I didn’t see Rainier again until 1975, when my wife and I honeymooned on the Olympic Peninsula. At that point, little had changed.
Not so in 1999 when I drove daughter Holly to Seattle for an internship. By then, Rainier was often hidden by industrial smog. Still, on rare days when conditions were right, the mighty snowcap could still drive conversations.
Earlier this month Amy and I visited Washington and Oregon, flying in and out of Seattle, but smoke from forest fires hid the mountain our entire trip.
That was disappointing, because I wanted to see what the now nearly naked peak looks like.
News reports earlier this year said an unprecedented heat wave in late June, when Seattle temperatures exceeded 100 degrees for four days in a row, melted 30% of Rainier’s snowpack.
The same is true with other area volcanoes that we were able to see, including Mount Hood and Mount Jefferson in Oregon and Mount Adams in Washington. All are 10,000 to 12,000 feet in height, and today gray is the dominant color on their once-white peaks.
Cities and farms in the Pacific Northwest depend on melting glaciers for water and to keep forests from turning into tinder boxes. Needless to say, that is not working out well these days.
Car alarm: Our trip to the Pacific Northwest included five days in the San Juan Islands northwest of Seattle, which we reached in a rented Audi Q5 SUV.
The hourlong ferry to Orcas Island is typically a leisurely trip, but our crossing was marred by the Q5’s anti-theft alarm, which repeatedly went off.
The gentle rolling motion of the ferry as it crossed the bay triggered the Q5’s alarm time and again, prompting the captain to twice announce on the loudspeaker: “Would the driver of the Q5 please return to your vehicle and shut off an alarm?”
After the second announcement, I opted to remain below deck with the car’s key fob control in hand, so I could quickly kill the alarm as soon as it sounded, which it did three more times.
Once we reached Orcas Island, Amy Googled “Q5, panic alarm, ferry” and learned this is apparently a common enough problem that it has been written up and solutions suggested. On the ferry ride back, I tried two of the solutions, and the second one seemed to work.
CyTown follow-up: Earlier this month I raised some questions about the CyTown entertainment district Iowa State University athletic director Jamie Pollard wants to build in the flood plain between ISU’s football and basketball venues.

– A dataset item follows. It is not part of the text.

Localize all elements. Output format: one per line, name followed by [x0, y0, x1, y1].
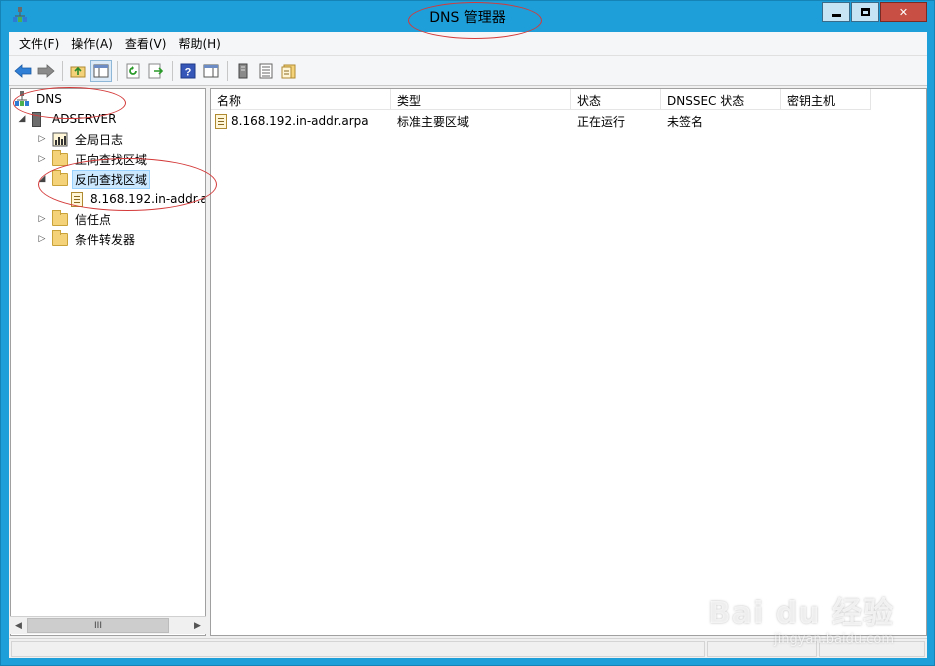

Pollard compared the district to successful private ventures in Kansas City and Green Bay. The purpose, he said, is to generate money for maintenance and operation of Iowa State Center facilities, which include the football and basketball venues and C.Y. Stephens Auditorium.
I wrote that there might be legal and environmental questions about the proposal, which prompted an email from my former boss Michael Gartner, whose resume includes stints as editor of the Des Moines Register and the Ames Tribune — where he won a Pulitzer Prize for editorial writing — president of NBC News, and chairman of the Iowa Board of Regents during the early 2000s. Until recently, he also owned the Iowa Cubs and wrote Cityview’s “Civic Skinny,” a who’s-who column that occasionally ruffled the feathers of local leaders. Gartner also has a law degree and is an avid reader of legal texts.
His email began: “I don’t see any exceptions in the Iowa Code for Cy-Town.”
Gartner went on to quote at length Section 23A.2 of the code, which is titled: “State agencies and political subdivisions not to compete with private enterprise.”
It lists a few exceptions, none of which appear to include CyTown.